Сэр Джозеф и Стивен подошли одновременно.
— Могу ли я поздравить вас, — спросил сэр Джозеф, — или прилив поднялся уже выше, чем вы способны вынести?
— Вы очень добры, сэр Джозеф, огромное спасибо. Нет, для меня прилив не может быть слишком высок. И я с огромной радостью готов принимать добрые слова со стороны тех, к кому испытываю уважение.
Они поднялись наверх и уселись у окна в Длинном зале, попивая шерри и глядя на людную улицу.
— Я только что прибыл из Вестминстера, — заметил Джек, — и знаете, это заняло почти полчаса, там огромная толпа.
— Готовится что-то в парламенте? — спросил Блейн.
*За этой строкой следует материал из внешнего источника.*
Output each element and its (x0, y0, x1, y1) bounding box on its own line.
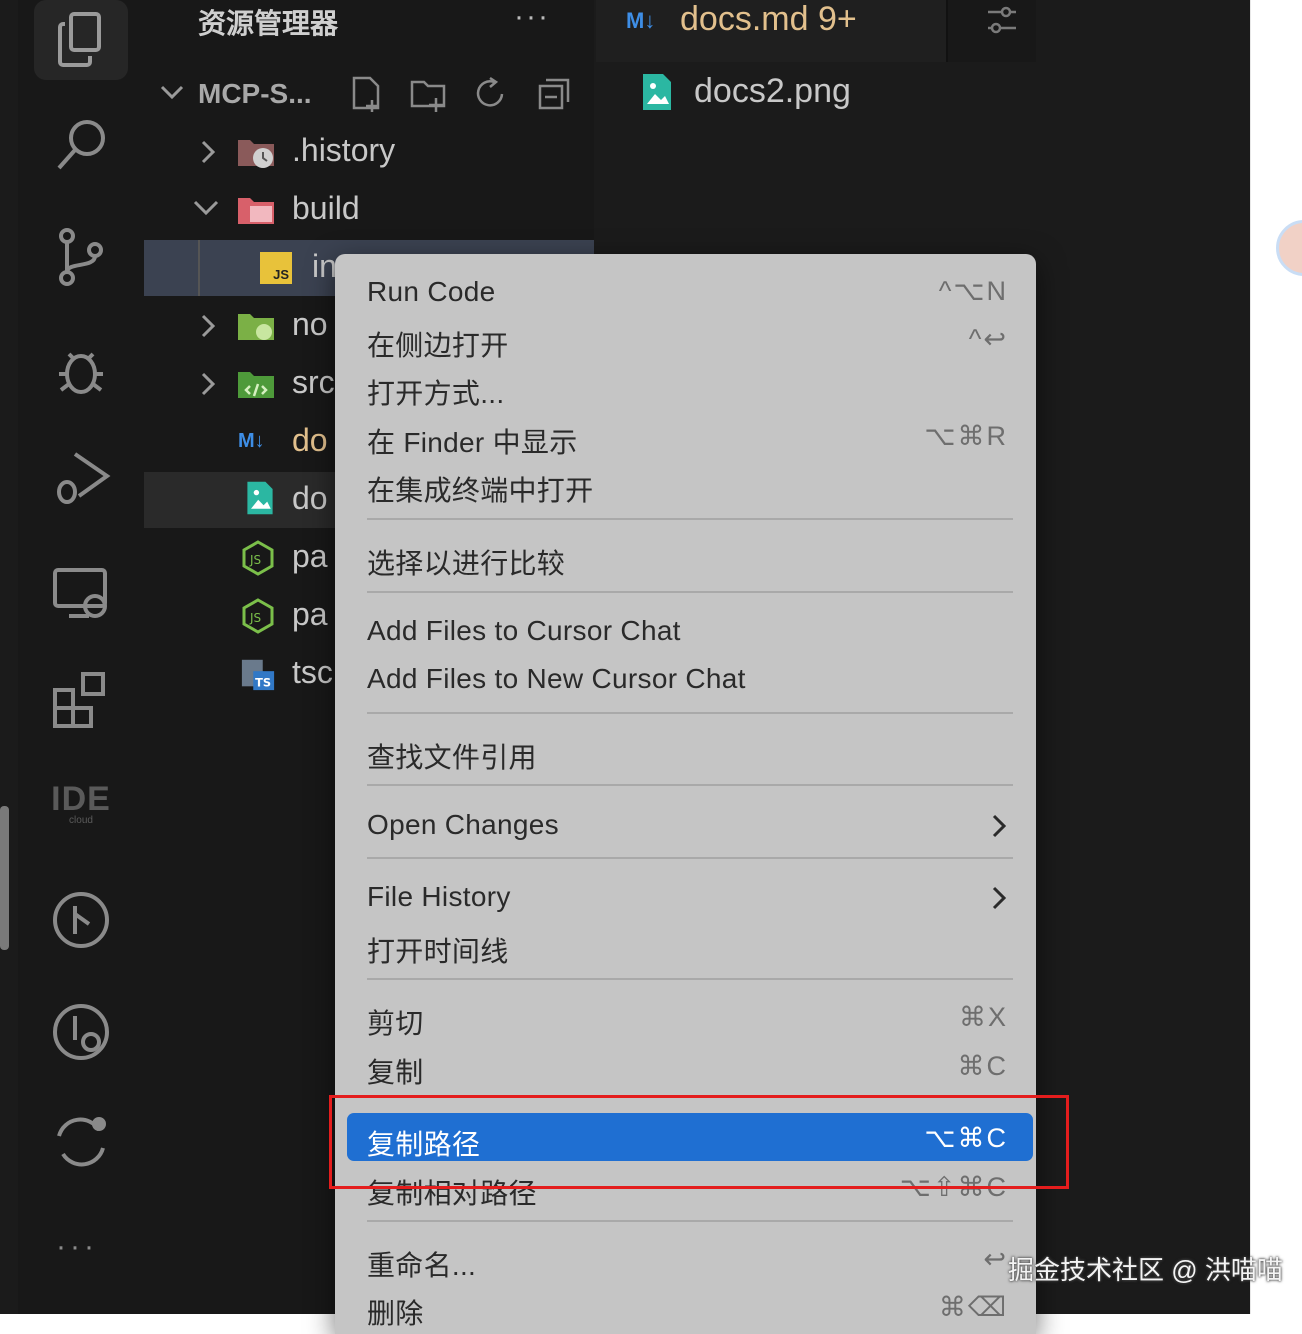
chevron-right-icon (201, 314, 216, 338)
tree-item-build[interactable]: build (144, 182, 594, 238)
svg-text:JS: JS (249, 611, 261, 625)
menu-item-reveal-in-finder[interactable]: 在 Finder 中显示 ⌥⌘R (335, 415, 1036, 463)
menu-item-copy-relative-path[interactable]: 复制相对路径 ⌥⇧⌘C (335, 1166, 1036, 1214)
remote-explorer-icon[interactable] (34, 552, 128, 632)
menu-item-cut[interactable]: 剪切 ⌘X (335, 996, 1036, 1044)
chevron-right-icon (992, 814, 1007, 838)
project-header[interactable]: MCP-S... (144, 68, 594, 120)
extensions-icon[interactable] (34, 660, 128, 740)
settings-sliders-icon[interactable] (984, 2, 1020, 38)
explorer-title: 资源管理器 (198, 8, 339, 39)
image-file-icon (247, 481, 273, 515)
menu-separator (367, 784, 1013, 786)
scroll-indicator[interactable] (0, 806, 9, 950)
ide-cloud-logo[interactable]: IDE cloud (28, 780, 134, 826)
menu-item-copy[interactable]: 复制 ⌘C (335, 1045, 1036, 1093)
menu-item-rename[interactable]: 重命名... ↩ (335, 1238, 1036, 1286)
diff-icon[interactable] (34, 1102, 128, 1182)
refresh-icon[interactable] (470, 74, 510, 114)
source-control-icon[interactable] (34, 216, 128, 296)
menu-item-open-with[interactable]: 打开方式... (335, 366, 1036, 414)
new-folder-icon[interactable] (408, 74, 448, 114)
editor-tab-bar: M↓ docs.md 9+ (596, 0, 1036, 62)
menu-item-select-for-compare[interactable]: 选择以进行比较 (335, 536, 1036, 584)
svg-text:JS: JS (249, 553, 261, 567)
menu-separator (367, 857, 1013, 859)
menu-separator (367, 518, 1013, 520)
collapse-all-icon[interactable] (534, 74, 574, 114)
watermark: 掘金技术社区 @ 洪喵喵 (1008, 1255, 1283, 1285)
project-name: MCP-S... (198, 78, 312, 109)
history-folder-icon (238, 140, 274, 168)
chevron-down-icon (193, 200, 219, 216)
markdown-file-icon: M↓ (238, 430, 265, 452)
menu-item-open-to-side[interactable]: 在侧边打开 ^↩ (335, 318, 1036, 366)
menu-separator (367, 591, 1013, 593)
build-folder-icon (238, 198, 274, 224)
context-menu: Run Code ^⌥N 在侧边打开 ^↩ 打开方式... 在 Finder 中… (335, 254, 1036, 1334)
more-actions-icon[interactable]: ··· (56, 1230, 98, 1264)
svg-text:TS: TS (255, 675, 271, 689)
search-icon[interactable] (34, 104, 128, 184)
explorer-more-button[interactable]: ··· (514, 0, 550, 34)
nodejs-file-icon: JS (242, 540, 274, 576)
tab-divider (946, 0, 948, 62)
menu-item-add-to-new-cursor-chat[interactable]: Add Files to New Cursor Chat (335, 657, 1036, 705)
explorer-icon[interactable] (34, 0, 128, 80)
tsconfig-file-icon: TS (241, 659, 275, 691)
debug-icon[interactable] (34, 328, 128, 408)
menu-item-file-history[interactable]: File History (335, 875, 1036, 923)
tab-title: docs.md 9+ (680, 0, 857, 38)
menu-item-add-to-cursor-chat[interactable]: Add Files to Cursor Chat (335, 609, 1036, 657)
src-folder-icon (238, 372, 274, 398)
menu-item-copy-path[interactable]: 复制路径 ⌥⌘C (335, 1113, 1036, 1165)
markdown-icon: M↓ (626, 8, 656, 33)
chevron-right-icon (992, 886, 1007, 910)
tab-docs-md[interactable]: M↓ docs.md 9+ (596, 0, 946, 62)
menu-separator (367, 978, 1013, 980)
git-history-icon[interactable] (34, 992, 128, 1072)
chevron-right-icon (201, 140, 216, 164)
indent-guide (198, 240, 200, 296)
background-page (1250, 0, 1302, 1314)
run-debug-icon[interactable] (34, 438, 128, 518)
menu-separator (367, 1220, 1013, 1222)
menu-item-open-in-terminal[interactable]: 在集成终端中打开 (335, 463, 1036, 511)
new-file-icon[interactable] (346, 74, 386, 114)
git-graph-icon[interactable] (34, 880, 128, 960)
node-modules-folder-icon (238, 314, 274, 340)
chevron-right-icon (201, 372, 216, 396)
chevron-down-icon (160, 85, 184, 100)
menu-item-open-changes[interactable]: Open Changes (335, 803, 1036, 851)
image-file-icon (643, 74, 671, 110)
menu-item-find-file-references[interactable]: 查找文件引用 (335, 730, 1036, 778)
tree-item-history[interactable]: .history (144, 124, 594, 180)
menu-item-run-code[interactable]: Run Code ^⌥N (335, 270, 1036, 318)
menu-item-open-timeline[interactable]: 打开时间线 (335, 924, 1036, 972)
menu-item-delete[interactable]: 删除 ⌘⌫ (335, 1286, 1036, 1334)
menu-separator (367, 712, 1013, 714)
breadcrumb-file-name[interactable]: docs2.png (694, 72, 851, 111)
javascript-file-icon: JS (260, 252, 292, 284)
nodejs-file-icon: JS (242, 598, 274, 634)
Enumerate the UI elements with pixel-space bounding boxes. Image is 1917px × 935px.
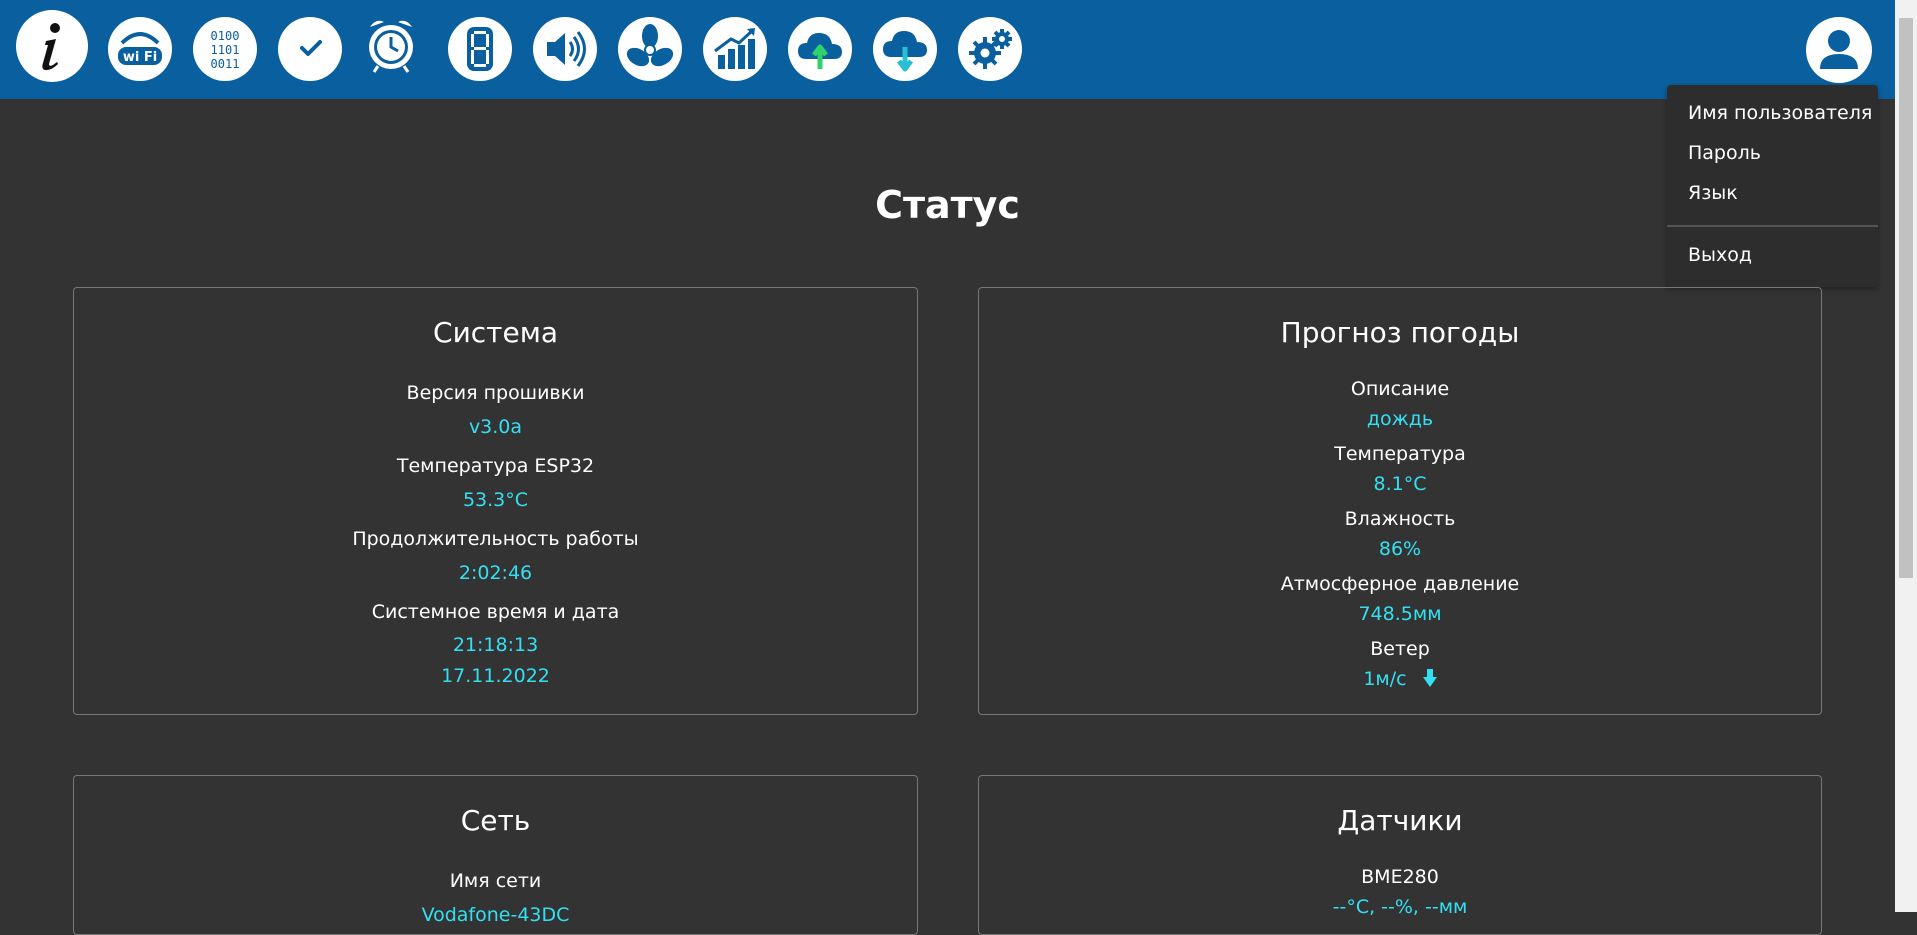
speaker-icon[interactable]	[533, 17, 597, 81]
settings-gears-icon[interactable]	[958, 17, 1022, 81]
date-value: 17.11.2022	[441, 665, 550, 687]
system-card-title: Система	[433, 316, 558, 349]
description-label: Описание	[1350, 378, 1450, 400]
wind-value: 1м/с	[1363, 668, 1407, 690]
arrow-down-icon	[1422, 669, 1437, 687]
description-value: дождь	[1366, 408, 1434, 430]
wifi-icon[interactable]: wi Fi	[108, 17, 172, 81]
firmware-label: Версия прошивки	[406, 382, 585, 404]
chart-icon[interactable]	[703, 17, 767, 81]
datetime-label: Системное время и дата	[371, 601, 620, 623]
binary-row: 0011	[211, 57, 240, 71]
alarm-clock-icon[interactable]	[358, 10, 424, 76]
user-menu-button[interactable]	[1806, 17, 1872, 83]
ssid-label: Имя сети	[449, 870, 542, 892]
humidity-value: 86%	[1378, 538, 1422, 560]
esp-temp-value: 53.3°C	[462, 489, 529, 511]
binary-row: 0100	[211, 29, 240, 43]
menu-item-password[interactable]: Пароль	[1688, 142, 1761, 164]
info-icon[interactable]	[16, 10, 88, 82]
seven-segment-display-icon[interactable]	[448, 17, 512, 81]
cloud-download-icon[interactable]	[873, 17, 937, 81]
temperature-label: Температура	[1334, 443, 1466, 465]
network-card: Сеть Имя сети Vodafone-43DC	[73, 775, 918, 935]
pressure-value: 748.5мм	[1358, 603, 1442, 625]
bme280-label: BME280	[1361, 866, 1439, 888]
menu-item-username[interactable]: Имя пользователя	[1688, 102, 1872, 124]
wind-label: Ветер	[1370, 638, 1430, 660]
sensors-card: Датчики BME280 --°C, --%, --мм	[978, 775, 1822, 935]
weather-card: Прогноз погоды Описание дождь Температур…	[978, 287, 1822, 715]
uptime-label: Продолжительность работы	[352, 528, 639, 550]
pressure-label: Атмосферное давление	[1280, 573, 1520, 595]
user-icon	[1820, 30, 1858, 69]
binary-icon[interactable]: 0100 1101 0011	[193, 17, 257, 81]
scrollbar[interactable]	[1895, 0, 1917, 912]
binary-row: 1101	[211, 43, 240, 57]
menu-item-logout[interactable]: Выход	[1688, 244, 1752, 266]
bme280-value: --°C, --%, --мм	[1332, 896, 1468, 918]
temperature-value: 8.1°C	[1373, 473, 1427, 495]
firmware-value: v3.0a	[468, 416, 523, 438]
cloud-upload-icon[interactable]	[788, 17, 852, 81]
checkmark-icon[interactable]	[278, 17, 342, 81]
esp-temp-label: Температура ESP32	[396, 455, 595, 477]
wifi-label: wi Fi	[123, 50, 157, 65]
system-card: Система Версия прошивки v3.0a Температур…	[73, 287, 918, 715]
sensors-card-title: Датчики	[1337, 804, 1463, 837]
fan-icon[interactable]	[618, 17, 682, 81]
page-title: Статус	[875, 183, 1020, 227]
weather-card-title: Прогноз погоды	[1280, 316, 1520, 349]
wind-value-row: 1м/с	[979, 666, 1821, 692]
uptime-value: 2:02:46	[458, 562, 533, 584]
humidity-label: Влажность	[1344, 508, 1456, 530]
time-value: 21:18:13	[452, 634, 539, 656]
network-card-title: Сеть	[460, 804, 531, 837]
ssid-value: Vodafone-43DC	[421, 904, 570, 926]
scrollbar-thumb[interactable]	[1899, 18, 1913, 578]
top-nav-bar: wi Fi 0100 1101 0011	[0, 0, 1917, 99]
— Нет, всего лишь ряд частных законопроектов и очень мало народу. Я пошел только лишь посмотреть, как Дакрес вступает в должность. Собралось так мало членов, что решения едва-едва оказались законными. А бедняга до печального взъярился — ему вечером почтовыми ехать в Плимут. И все же три члена парламента попросили меня взять их сыновей или племянников мичманами. Завтра, рискну предположить, произойдет то же самое. Удивительно, как люди горят желанием избавиться от своих мальчишек. Хотя, если подумать, не так уж и удивительно.
— Что же вы ответили?
— Что буду очень рад, если мальчику тринадцать-четырнадцать лет, он как минимум год пробыл в Математической школе [13] и может доказать, что уже знает о море достаточно, чтобы принести какую-то пользу. В новом назначении с незнакомой командой и без учителя на борту для мальчиков места нет. Лучше их отправить на линейный корабль — там они хотя бы балластом послужат.
13
Имеется в виду основанная в 1673 г. Королевская математическая школа при Госпитале Христа в Лондоне (крупной благотворительной школе-интернате, существующей и в наши дни). Учеников в ней готовили к службе на флоте, преподавали основы навигации и давали гораздо больше математических знаний, чем в большинстве английских школ.